History Shows What Will Happen Next: Brexit, Trump, Other Nationalist Movements - jseliger
http://www.huffingtonpost.com/tobias-stone/history-tells-us-what-will-brexit-trump_b_11179774.html
======
hourislate
>But at the time people don't realize they're embarking on a route that will
lead to a destruction period. They think they're right, they're cheered on by
jeering angry mobs, their critics are mocked.

It's difficult not to notice this mentality when you see people at Trump
rallies wearing shits advocating the hanging of Journalists.

>With a fractured EU, and weakened NATO, Putin, facing an ongoing economic and
social crisis in Russia, needs another foreign distraction around which to
rally his people.

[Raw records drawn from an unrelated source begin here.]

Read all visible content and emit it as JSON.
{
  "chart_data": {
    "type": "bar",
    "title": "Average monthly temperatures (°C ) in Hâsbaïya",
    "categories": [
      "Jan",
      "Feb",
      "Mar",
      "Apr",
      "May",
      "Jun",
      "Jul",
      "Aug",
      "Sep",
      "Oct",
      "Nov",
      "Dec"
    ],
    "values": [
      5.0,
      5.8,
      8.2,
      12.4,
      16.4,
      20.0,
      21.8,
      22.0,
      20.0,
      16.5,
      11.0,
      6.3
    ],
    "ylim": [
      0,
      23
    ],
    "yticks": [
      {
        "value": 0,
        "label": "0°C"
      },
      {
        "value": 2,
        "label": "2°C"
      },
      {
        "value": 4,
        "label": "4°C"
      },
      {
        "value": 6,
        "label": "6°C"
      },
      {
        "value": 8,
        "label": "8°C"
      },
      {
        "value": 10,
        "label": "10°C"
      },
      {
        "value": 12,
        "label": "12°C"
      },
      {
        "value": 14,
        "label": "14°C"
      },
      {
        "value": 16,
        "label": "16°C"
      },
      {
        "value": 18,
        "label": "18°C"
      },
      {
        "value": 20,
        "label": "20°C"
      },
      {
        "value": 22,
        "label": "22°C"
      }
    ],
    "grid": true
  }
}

He funds far right anti-EU activists in Latvia, who then
create a reason for an uprising of the Russian Latvians in the East of the
country (the EU border with Russia). Russia sends "peace keeping forces" and
"aid lorries" into Latvia, as it did in Georgia, and in Ukraine. He cedes
Eastern Latvia as he did Eastern Ukraine (Crimea has the same population as
Latvia, by the way).

I found it interesting that Estonian Prime Minister Taavi Roivas lost a
parliamentary vote of no confidence. It seems that a Pro Russian Party has
been able to make some inroads and is trying to take the nation towards
Russia.

This whole election feels like a chapter out of a KGB playbook. Americans are
easy to fall for propaganda. They don't have a great knowledge of history and
few realize or care how important Foreign Policy is. Trump may not start the
next massive war but there is a good chance his warm embrace of Putin will set
the stage for world conflict and in time cost America millions of lives.